“The smart ones ask when they don’t know. And, sometimes, when they do.” – Malcolm Forbes
When it comes to understanding anyone, it comes down to how interested you are in them as a person. For many years, I’ve built my career on being the most curious person in the room and it has built lifelong friendships, business dealings, and a network of high net worth individuals. Most of all, it has opened the door to clubs and events I know I don’t fit in. In all, I make it my mantra to think like a child and ask the questions most people are afraid to ask—simply because it needs to.
What I want to share with you are my 7 Questions of Achievement that I ask my guest on my radio show. I’m sharing these questions with you because these words, arranged in this order, has made my guest ponder, cry, change their points of view on life, and so on. The biggest benefit is they feel cared about far beyond the interviews and I even have them thank me for the moment of clarity.
Something magical happens when I ask these questions and I welcome you to use them to create a deep connection with a friend, a potential business partner, or anyone you want to break the ice with. As I give you these questions, I’ll explain the psychology being applied so you can know what to expect. Let me know how it works out for you.
Question 1. Which book have you read that has moved you to action or tears?
What this question does is force the person to think hard about an emotion rather than the actual book. The book is just a tool but the feeling it provokes has a personal attachment with personal meaning. The “feel” is the gift and you’re asking them to relive that gift.
Question 2: What do you say to yourself when you need encouragement?
What makes this question effective is its placement. After you have them get internal with their emotions, you now have them focus several levels deep in their mind. This question is designed to calm their mind so they become more venerable and open up to your inquisitiveness.
Question 3: What is the one skill most people need to build for success?
At this point, you are causing a disruption. Either you will get a response of assuredness or noise. The fact that the person is limited to only one choice means they need to provide you the best answer. You can learn a lot about values here.
Question 4: Name one person that is important to you that everyone should learn from. Why did you pick them?
Now you’re moving them back to emotion. This is where you get them to like you—even love you. Moving them on a roller coaster ride so quickly causes misdirection but in your favor. Now they can reflect on a happier time, place, or person. You will see many smiles with this question.
Question 5: What is the most profound activity you’ve mastered but didn’t appreciate in the beginning?
Again, retrospection. This time, you have them challenge their belief system on what’s most important to them while learning about their world view. If you ask this question earlier, it won’t be as effective. This is a timing question and an intentional deep thought question.
Question 6: You have a pen and paper or a computer to document something new you’ve learned but can only use one.

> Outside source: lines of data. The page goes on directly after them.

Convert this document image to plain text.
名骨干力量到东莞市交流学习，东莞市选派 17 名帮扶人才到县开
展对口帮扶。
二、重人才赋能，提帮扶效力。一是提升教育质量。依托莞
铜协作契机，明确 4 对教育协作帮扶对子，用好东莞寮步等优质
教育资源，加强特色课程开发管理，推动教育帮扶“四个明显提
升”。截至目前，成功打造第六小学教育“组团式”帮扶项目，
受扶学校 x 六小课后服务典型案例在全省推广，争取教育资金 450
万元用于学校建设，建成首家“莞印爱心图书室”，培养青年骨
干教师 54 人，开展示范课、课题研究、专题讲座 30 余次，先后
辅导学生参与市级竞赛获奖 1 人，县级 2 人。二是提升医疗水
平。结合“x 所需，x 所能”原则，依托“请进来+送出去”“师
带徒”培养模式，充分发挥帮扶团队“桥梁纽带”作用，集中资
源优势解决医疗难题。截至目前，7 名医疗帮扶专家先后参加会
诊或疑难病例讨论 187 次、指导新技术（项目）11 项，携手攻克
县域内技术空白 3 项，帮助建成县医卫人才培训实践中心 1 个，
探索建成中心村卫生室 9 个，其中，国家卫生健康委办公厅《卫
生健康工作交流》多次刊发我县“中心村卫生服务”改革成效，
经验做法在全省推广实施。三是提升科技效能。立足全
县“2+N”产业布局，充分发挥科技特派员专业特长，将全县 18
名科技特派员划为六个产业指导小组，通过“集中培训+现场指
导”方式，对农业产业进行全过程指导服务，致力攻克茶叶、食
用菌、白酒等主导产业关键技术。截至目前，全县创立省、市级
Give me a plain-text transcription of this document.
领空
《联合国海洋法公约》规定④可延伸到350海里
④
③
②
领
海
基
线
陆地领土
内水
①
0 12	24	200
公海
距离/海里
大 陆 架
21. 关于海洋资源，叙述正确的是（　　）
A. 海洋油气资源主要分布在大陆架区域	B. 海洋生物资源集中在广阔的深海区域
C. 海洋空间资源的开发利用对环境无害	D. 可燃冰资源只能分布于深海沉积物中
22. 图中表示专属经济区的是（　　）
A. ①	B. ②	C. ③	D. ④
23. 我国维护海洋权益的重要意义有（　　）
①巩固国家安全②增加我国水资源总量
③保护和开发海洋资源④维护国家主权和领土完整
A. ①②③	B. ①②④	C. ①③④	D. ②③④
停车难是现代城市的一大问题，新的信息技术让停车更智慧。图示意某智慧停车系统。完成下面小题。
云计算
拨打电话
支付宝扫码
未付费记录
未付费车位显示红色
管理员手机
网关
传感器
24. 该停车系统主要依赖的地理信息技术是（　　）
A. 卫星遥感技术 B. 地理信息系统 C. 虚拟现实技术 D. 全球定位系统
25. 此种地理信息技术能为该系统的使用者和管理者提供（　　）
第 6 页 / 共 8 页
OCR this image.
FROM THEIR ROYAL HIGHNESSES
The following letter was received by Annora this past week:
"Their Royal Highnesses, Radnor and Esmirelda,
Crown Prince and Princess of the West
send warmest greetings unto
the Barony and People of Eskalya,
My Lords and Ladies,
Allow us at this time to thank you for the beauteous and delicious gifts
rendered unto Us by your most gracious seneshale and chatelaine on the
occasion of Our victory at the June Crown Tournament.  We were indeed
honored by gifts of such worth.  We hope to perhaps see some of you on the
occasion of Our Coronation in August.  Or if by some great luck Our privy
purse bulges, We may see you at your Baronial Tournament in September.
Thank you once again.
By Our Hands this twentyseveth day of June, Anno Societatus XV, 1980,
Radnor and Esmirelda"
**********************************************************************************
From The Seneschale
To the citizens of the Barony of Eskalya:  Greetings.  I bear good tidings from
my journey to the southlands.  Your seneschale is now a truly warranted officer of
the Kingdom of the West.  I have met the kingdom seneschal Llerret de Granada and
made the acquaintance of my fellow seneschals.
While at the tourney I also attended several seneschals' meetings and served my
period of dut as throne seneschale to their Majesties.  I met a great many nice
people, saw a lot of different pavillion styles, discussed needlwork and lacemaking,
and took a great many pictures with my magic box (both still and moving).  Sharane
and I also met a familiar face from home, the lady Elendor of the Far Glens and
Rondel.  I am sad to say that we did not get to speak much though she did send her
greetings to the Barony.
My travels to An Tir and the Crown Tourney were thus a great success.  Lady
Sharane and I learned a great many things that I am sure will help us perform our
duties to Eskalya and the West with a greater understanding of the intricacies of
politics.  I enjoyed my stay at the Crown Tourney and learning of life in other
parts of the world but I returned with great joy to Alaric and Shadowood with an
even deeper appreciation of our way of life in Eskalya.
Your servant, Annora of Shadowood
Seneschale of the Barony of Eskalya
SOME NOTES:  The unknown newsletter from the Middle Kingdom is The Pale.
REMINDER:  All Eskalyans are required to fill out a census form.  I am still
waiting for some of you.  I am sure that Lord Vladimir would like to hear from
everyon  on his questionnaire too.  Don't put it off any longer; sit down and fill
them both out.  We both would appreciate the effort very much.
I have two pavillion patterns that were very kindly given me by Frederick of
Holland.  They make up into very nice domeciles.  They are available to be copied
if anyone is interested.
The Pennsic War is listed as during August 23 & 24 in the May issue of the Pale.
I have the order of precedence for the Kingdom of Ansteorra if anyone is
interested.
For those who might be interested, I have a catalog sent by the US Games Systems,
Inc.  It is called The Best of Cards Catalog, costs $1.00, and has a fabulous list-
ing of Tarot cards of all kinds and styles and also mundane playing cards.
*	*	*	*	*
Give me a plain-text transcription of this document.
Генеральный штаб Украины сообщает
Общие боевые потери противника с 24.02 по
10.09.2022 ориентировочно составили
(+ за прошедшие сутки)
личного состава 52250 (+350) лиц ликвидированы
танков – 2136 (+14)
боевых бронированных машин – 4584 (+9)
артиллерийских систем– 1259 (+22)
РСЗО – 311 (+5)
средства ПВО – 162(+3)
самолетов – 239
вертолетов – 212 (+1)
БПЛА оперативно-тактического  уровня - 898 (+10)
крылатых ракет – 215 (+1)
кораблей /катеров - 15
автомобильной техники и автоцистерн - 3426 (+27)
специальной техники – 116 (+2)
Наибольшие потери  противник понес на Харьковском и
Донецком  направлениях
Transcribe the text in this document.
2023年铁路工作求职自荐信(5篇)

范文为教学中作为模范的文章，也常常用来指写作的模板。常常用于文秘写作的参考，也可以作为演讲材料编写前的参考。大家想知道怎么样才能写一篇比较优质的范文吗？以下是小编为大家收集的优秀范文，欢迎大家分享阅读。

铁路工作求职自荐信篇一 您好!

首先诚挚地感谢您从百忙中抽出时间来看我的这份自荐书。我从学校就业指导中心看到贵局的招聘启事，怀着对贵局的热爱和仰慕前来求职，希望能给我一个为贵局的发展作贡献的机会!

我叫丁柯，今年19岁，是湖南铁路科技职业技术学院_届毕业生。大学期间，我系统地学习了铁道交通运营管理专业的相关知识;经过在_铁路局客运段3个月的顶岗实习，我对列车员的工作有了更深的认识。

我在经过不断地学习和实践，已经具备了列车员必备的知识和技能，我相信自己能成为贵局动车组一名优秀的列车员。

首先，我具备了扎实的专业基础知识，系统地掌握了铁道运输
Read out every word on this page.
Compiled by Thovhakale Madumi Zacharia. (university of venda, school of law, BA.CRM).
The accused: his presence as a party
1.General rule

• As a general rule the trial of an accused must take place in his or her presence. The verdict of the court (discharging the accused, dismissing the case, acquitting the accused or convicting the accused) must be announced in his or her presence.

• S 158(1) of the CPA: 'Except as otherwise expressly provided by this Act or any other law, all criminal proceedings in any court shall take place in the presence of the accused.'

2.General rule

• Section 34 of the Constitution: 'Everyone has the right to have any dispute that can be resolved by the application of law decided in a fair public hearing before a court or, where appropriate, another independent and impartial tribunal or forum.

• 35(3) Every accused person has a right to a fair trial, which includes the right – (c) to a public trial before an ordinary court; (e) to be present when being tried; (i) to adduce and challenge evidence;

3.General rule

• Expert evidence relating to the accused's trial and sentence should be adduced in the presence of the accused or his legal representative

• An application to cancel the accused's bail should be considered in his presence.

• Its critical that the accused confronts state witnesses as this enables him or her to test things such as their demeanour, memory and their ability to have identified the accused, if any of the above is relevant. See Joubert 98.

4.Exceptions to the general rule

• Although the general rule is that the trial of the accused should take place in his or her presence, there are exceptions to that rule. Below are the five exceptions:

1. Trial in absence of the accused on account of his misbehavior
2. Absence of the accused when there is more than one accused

Which do you use?
This question is meant to lighten the emotional load and lift them out of deep contemplation. Up to this point, the questions have taxed the emotional and critical thinking system. We need to release the pressure. Expect to have a quick response.
Question 7: When your why for what you do is challenged, what do you do to stay focused and move forward?
This final question is designed to reward them for going on the journey with you. You’re providing a place of accomplishment to walk into so they feel safe and honored. When you ask this question at this point, you’ve extended your hand into a deeper connection. They will accept this unconsciously and you’ve just made a lifelong impression.
All in all, I’ve asked these questions over 100 guests and I’ll continue to ask them. I welcome you to become childlike.